Over the last few days, I have transformed danielgreene.com into a blog. I resisted doing a blog for quite a while for several reasons. Blogs can take a lot of time to write and maintain— especially when there are a lot of comments to monitor. I didn’t know anything about the software I would need to create one. Most important, I was afraid that once I got started, there would be no stopping me from saying absolutely everything on my mind. I was afraid my candor might get me into trouble.

Then I had a talk with Will Pate, Community Ambassador for the Flock Browser, who said, “A professional blog is a great way to gain recognition in your profession.” It suddenly dawned on me— of course I don’t have to say everything on my mind! Of course it doesn’t have to be personal! A blog can be professional! Sure, why not? That one sentence from Will was all I needed to hear to open my mind. I had already been wanting a more interactive “Web 2.0” website. I wanted people to comment on my posts, comment on each other’s comments, blog about my blog, add me to their extended friends’ network, add “trackback” links to my blog, etc. Now the question was: what sort of blogging system will I use to “power” my blog?

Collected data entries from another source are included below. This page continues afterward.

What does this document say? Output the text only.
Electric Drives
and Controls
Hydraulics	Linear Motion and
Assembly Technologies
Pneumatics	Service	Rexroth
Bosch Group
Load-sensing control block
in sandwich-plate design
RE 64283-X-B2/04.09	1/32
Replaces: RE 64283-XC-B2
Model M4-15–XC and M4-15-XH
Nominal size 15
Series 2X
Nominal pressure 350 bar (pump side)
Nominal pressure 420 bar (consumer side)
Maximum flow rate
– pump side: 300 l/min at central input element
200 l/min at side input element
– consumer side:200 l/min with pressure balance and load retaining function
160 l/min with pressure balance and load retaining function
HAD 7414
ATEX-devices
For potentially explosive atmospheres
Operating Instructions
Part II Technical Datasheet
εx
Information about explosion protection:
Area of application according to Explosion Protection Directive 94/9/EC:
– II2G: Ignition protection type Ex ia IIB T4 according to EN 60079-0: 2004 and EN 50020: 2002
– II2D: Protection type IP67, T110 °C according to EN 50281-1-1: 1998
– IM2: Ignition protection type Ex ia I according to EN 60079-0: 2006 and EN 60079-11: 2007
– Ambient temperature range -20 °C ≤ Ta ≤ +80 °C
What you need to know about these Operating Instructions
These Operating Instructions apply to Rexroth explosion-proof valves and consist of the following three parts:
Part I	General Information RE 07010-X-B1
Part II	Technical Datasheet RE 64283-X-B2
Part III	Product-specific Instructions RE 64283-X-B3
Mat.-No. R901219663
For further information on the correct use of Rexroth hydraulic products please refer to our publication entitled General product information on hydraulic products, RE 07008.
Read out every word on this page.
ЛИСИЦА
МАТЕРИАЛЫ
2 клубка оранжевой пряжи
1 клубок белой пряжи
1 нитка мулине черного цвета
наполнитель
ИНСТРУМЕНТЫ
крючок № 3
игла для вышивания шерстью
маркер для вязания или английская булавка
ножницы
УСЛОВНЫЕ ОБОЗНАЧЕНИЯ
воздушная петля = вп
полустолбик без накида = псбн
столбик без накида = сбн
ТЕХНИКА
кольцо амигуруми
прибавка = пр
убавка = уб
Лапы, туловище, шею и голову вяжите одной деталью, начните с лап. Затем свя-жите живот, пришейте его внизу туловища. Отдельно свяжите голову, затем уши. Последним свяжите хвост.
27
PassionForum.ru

Well, I noticed that Will had a web site with his name as the domain just as I do, and I noticed that his was “powered by WordPress.” I checked into it, and found out that my host, pair Networks, supports WordPress on its servers. Other than the few extra dollars I have to pay pair Networks per month to upgrade my account, WordPress is free. I also chose it because it allows me to have danielgreene.com host the blog natively, rather than having to host it somewhere else like BlogSpot or LiveJournal. I like the fact that it is customizable, and I don’t need to have any navigation bar at the top advertising the blogging system.